Ecologicity, Vision and the Planetarity of Art. In progress.

In Ecologicity, I consider the aesthetic and perceptual dimensions of visualizing the ecological condition with a particular focus on global warming and glacier melt. I theorize the interplay between artistic propositions for inhabiting the planet and the readjusted parameters of perception demanded by ecology. How do visual images mediate our capacity to think ecologically? How does ecology transform perceptual limits, compelling us to refigure environments? How do these concerns dovetail with the politics of land and Indigenous sovereignty, and their confrontation with the episteme of Enlightenment science?

Related Publications:

“At the Moraine,” with Jeff Diamanti, E-flux Architecture, “Accumulation” series edited by Daniel Barber (2020).

“Ecologicity, Vision and the Neurological System,” in Art in the Anthropocene. Eds. Heather Davis et al. Ann Arbor: Open Humanities Press, 2015, pp. 271-282. 

Image: Shuvinai Ashoona and Shary Boyle, Universal Cobra Pussy, 2014.

Plastic Capitalism: Contemporary Art and the Drive to Waste. Cambridge, MA: The MIT Press, 2019.

Plastic Capitalism examines the interplay between the aesthetics of contemporary art, global systems of energy-use, and the ways waste is defined through its exchange, recovery and excess. Through the lens of contemporary art, I situate waste at the point of contact between ecology and the ideologies of energy management that drive the global economy. The book addresses waste as a topological agent that is gauged at the sites where it transforms social relations, subjectivities, the senses and the cultural imaginary. I propose that the oil economy is accompanied by a visual regime that expresses a highly contradictory form of energy management characterized by an imperative to conserve and redistribute energy, on the one hand, and on the other, an economic dictum to expand oil consumption.

The Ethics of Earth Art. Minneapolis: University of Minnesota Press, 2010.

Since its inception in the 1960s, the earth art movement has sought to make visible the elusive presence of nature.
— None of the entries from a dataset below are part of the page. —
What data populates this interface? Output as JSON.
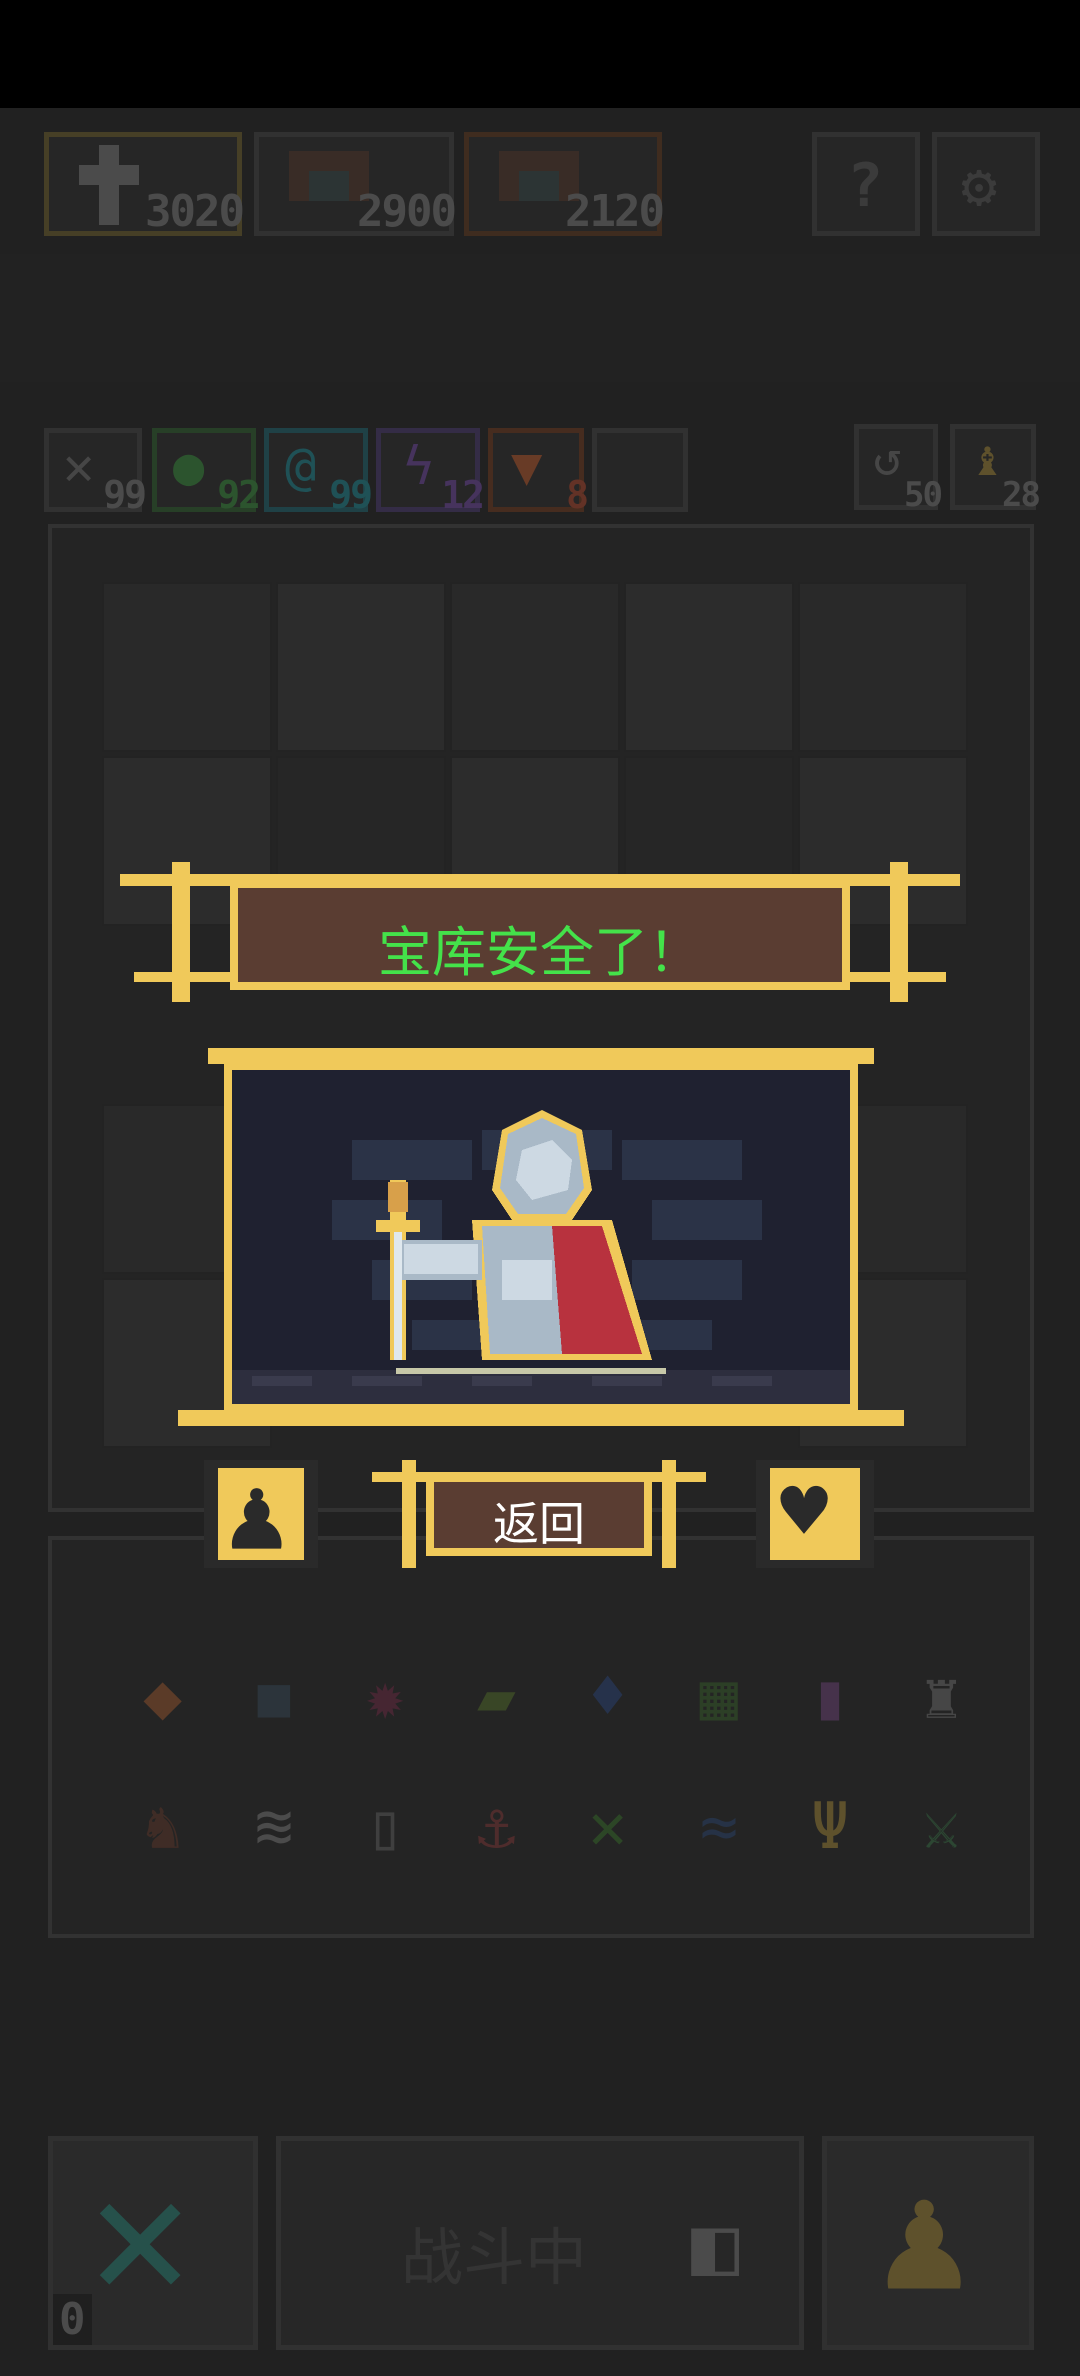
{
  "top_scores": {
    "items": [
      {
        "icon": "hero-icon",
        "value": "3020"
      },
      {
        "icon": "monster-icon",
        "value": "2900"
      },
      {
        "icon": "monster-icon",
        "value": "2120"
      }
    ]
  },
  "top_buttons": {
    "help_icon": "question-icon",
    "settings_icon": "gear-icon"
  },
  "resources": [
    {
      "icon": "sword-icon",
      "value": "99",
      "color": "#8a8a8a"
    },
    {
      "icon": "heal-icon",
      "value": "92",
      "color": "#4caf50"
    },
    {
      "icon": "spiral-icon",
      "value": "99",
      "color": "#2aa7b5"
    },
    {
      "icon": "lightning-icon",
      "value": "12",
      "color": "#8a5cc7"
    },
    {
      "icon": "shield-icon",
      "value": "8",
      "color": "#e0703a"
    }
  ],
  "right_counters": [
    {
      "icon": "turn-icon",
      "value": "50"
    },
    {
      "icon": "key-icon",
      "value": "28"
    }
  ],
  "dialog": {
    "title": "宝库安全了！",
    "return_label": "返回"
  },
  "bottom_bar": {
    "status_label": "战斗中",
    "corner_count": "0"
  },
  "colors": {
    "gold": "#f0c95a",
    "title_green": "#44e24a",
    "panel_brown": "#5a3d32",
    "scene_bg": "#1f2130"
  }
}
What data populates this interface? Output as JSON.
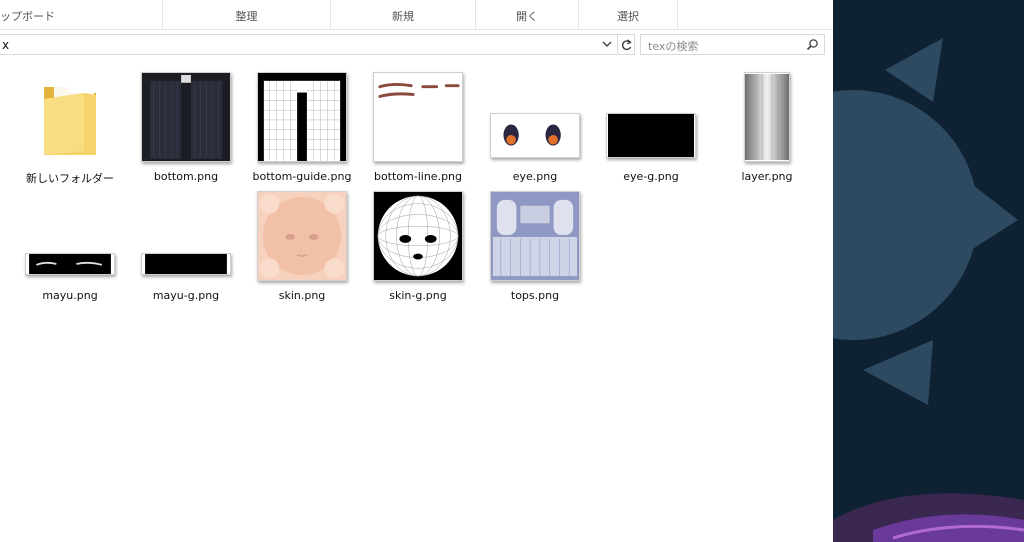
{
  "ribbon": {
    "clipboard": "ップボード",
    "organize": "整理",
    "new": "新規",
    "open": "開く",
    "select": "選択"
  },
  "address": {
    "path": "x",
    "search_placeholder": "texの検索"
  },
  "files": [
    {
      "name": "新しいフォルダー",
      "icon": "folder-icon"
    },
    {
      "name": "bottom.png"
    },
    {
      "name": "bottom-guide.png"
    },
    {
      "name": "bottom-line.png"
    },
    {
      "name": "eye.png"
    },
    {
      "name": "eye-g.png"
    },
    {
      "name": "layer.png"
    },
    {
      "name": "mayu.png"
    },
    {
      "name": "mayu-g.png"
    },
    {
      "name": "skin.png"
    },
    {
      "name": "skin-g.png"
    },
    {
      "name": "tops.png"
    }
  ],
  "colors": {
    "folder": "#f2c94c",
    "skin": "#f4c6ae",
    "tops": "#8e98c2",
    "desktop": "#0f2233"
  }
}
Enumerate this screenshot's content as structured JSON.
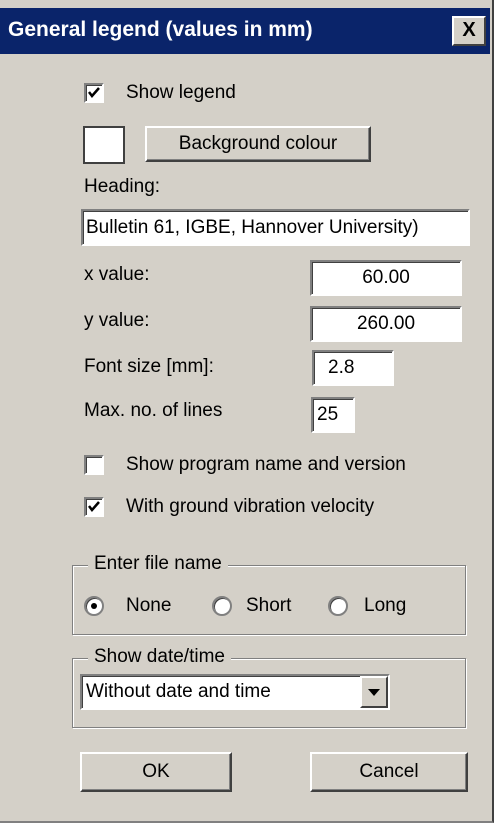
{
  "title": "General legend (values in mm)",
  "close_label": "X",
  "show_legend": {
    "label": "Show legend",
    "checked": true
  },
  "background": {
    "button_label": "Background colour",
    "swatch_color": "#ffffff"
  },
  "heading": {
    "label": "Heading:",
    "value": "Bulletin 61, IGBE, Hannover University)"
  },
  "x_value": {
    "label": "x value:",
    "value": "60.00"
  },
  "y_value": {
    "label": "y value:",
    "value": "260.00"
  },
  "font_size": {
    "label": "Font size [mm]:",
    "value": "2.8"
  },
  "max_lines": {
    "label": "Max. no. of lines",
    "value": "25"
  },
  "show_program": {
    "label": "Show program name and version",
    "checked": false
  },
  "ground_vibration": {
    "label": "With ground vibration velocity",
    "checked": true
  },
  "file_name_group": {
    "legend": "Enter file name",
    "options": [
      "None",
      "Short",
      "Long"
    ],
    "selected": "None"
  },
  "date_time_group": {
    "legend": "Show date/time",
    "selected": "Without date and time",
    "arrow_icon": "chevron-down-icon"
  },
  "buttons": {
    "ok": "OK",
    "cancel": "Cancel"
  },
  "colors": {
    "title_bar": "#0a246a",
    "dialog_bg": "#d4d0c8"
  }
}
Though most often associated with monumental land-based sculptures, earth art encompasses a wide range of media, from sculpture, body art performances, and installations to photographic interventions, public protest art, and community projects.

The Ethics of Earth Art analyzes the development of the earth art movement, arguing that it mediates the sensations of nature while allowing nature itself to remain irreducible to human signification. I contend that in basing their works’ relationship to the natural world  on receptivity rather than representation, earth artists take an ethical stance that counters both the instrumental view that seeks to master nature and the romantic view that posits a return to a mythical state of unencumbered continuity with nature.